情侣房的洗手间是单面透明玻璃的,在里面看不到外面,但是在外面能很清楚的看到里面,男人腿脚不方便,不能站着在洗面台上洗,就搬了个小板凳坐下,把脏衣服放到脸盆里洗。
……虽然说和男人建立恋人的关系后,苏墨有点儿介意男人还像从前师徒关系时对他的那种老父亲式照顾,但真的这么体贴入微的照顾下来,其实感觉也不错。
毕竟男人腿脚都这么不方便了,还愿意为他做这么多事情,如果不是真的关心在乎,是办不到的吧?
“别忙活了,那套衣服脏的很,直接扔了算了,你腿脚不方便不要太辛苦,过来和我一起看电视吧。”
男人在洗手间里没理他。
洗得这么投入?
苏墨大叫一声。
这下男人反应迅速了,拐杖甚至都没来得及拄稳,从洗手间里撞出来,然后看到电视里长发女鬼从楼梯爬行上来,嘴里叼着颗人头血淋淋的一幕。
小家伙躲被子里两手捂着眼睛,却又透过指缝巴巴地看着他。
“……”郑书恒愣了一下,还以为是出了什么事,“你看这个做什么?”
苏墨:“不是你让我看电视的嘛,就没个正经的节目,全是这种,开幕就是雷击,好吓人,你过来陪我一起看。

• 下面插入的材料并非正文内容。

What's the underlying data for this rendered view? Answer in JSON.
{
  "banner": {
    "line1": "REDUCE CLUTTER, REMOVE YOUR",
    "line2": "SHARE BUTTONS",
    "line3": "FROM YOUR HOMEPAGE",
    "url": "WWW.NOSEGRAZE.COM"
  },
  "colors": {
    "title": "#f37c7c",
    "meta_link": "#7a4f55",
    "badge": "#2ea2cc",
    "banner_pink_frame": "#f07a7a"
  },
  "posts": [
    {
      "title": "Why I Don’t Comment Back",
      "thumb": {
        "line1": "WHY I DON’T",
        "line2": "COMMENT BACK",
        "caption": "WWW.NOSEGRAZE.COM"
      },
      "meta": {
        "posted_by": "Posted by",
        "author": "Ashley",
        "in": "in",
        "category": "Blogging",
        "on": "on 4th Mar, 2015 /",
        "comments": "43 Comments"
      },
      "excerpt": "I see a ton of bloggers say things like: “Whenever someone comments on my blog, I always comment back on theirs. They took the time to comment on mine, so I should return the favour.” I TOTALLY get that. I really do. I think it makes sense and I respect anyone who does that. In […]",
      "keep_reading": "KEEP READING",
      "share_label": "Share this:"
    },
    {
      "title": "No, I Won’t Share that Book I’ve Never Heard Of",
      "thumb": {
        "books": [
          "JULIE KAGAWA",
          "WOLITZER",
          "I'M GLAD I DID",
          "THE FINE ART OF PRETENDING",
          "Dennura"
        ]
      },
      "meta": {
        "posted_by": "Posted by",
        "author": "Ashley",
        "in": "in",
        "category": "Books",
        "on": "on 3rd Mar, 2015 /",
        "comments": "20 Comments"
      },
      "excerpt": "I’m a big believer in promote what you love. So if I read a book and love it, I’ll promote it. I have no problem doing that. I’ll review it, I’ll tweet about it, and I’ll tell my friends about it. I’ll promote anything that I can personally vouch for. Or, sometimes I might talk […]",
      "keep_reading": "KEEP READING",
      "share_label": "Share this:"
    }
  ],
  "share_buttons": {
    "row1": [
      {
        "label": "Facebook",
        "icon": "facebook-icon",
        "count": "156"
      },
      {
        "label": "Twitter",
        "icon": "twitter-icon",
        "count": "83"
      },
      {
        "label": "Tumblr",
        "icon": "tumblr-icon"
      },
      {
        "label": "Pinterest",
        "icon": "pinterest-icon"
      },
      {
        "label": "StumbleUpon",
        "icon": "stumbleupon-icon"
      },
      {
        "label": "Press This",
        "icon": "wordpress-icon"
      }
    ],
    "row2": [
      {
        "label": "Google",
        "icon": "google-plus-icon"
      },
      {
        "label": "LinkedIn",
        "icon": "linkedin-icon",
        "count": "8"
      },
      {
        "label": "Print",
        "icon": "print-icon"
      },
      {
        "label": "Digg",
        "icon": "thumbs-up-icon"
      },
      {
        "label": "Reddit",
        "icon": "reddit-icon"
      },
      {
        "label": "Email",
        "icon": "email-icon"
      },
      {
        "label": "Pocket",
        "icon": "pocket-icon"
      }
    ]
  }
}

”
边说,边掀开自己的被子一角,留出枕边的位置。
郑书恒没有直接过去,手里湿哒哒的内裤淅淅沥沥地淌了一小滩水在床边。
苏墨这才发现男人手里洗的是什么,脸蛋刷的红了,比恐怖片里楼梯上的血迹还红。
他连忙又重重拍了拍身边的被窝,在电视机里贴脸开大的同时把被子扯起来当门帘挡住血腥恐怖的场面,呼叫男人,“啊啊啊啊啊,快来,快来,女鬼吃人了!”
“……”郑书恒不得不回去洗手间,把那条怎么洗也洗不太干净的内裤放回盆子里,而后洗了洗手,小心翼翼钻进苏墨身边的被子。
苏墨的胳膊迅速挽过来,脸蛋也贴到他怀中。
郑书恒还以为他真的害怕,每到恐怖气氛的时候就代替被子挡住他的眼睛,充当人形“前方高能”警示器。
除此之外男人就没有更优秀的表现了。
身子僵僵的,苏墨感觉自己是贴在一个硬邦邦的人形石头上,明明自己都投怀送抱了,也不晓得搂一搂他。
男人好像刻意避免与他有过多的肢体接触,硬生生把恐怖片看成了纪录片……
苏墨的观影体验其实也差不多,撩不到男人真的让他很无聊,渐渐地就起了不甘心的心思,他偷偷看男人一眼,在对方再一次手动预警蒙向他的眼睛时,突然摁下了身下情侣双人大圆床的某个神秘按钮。
床它,就这么激情四射的……震动了起来。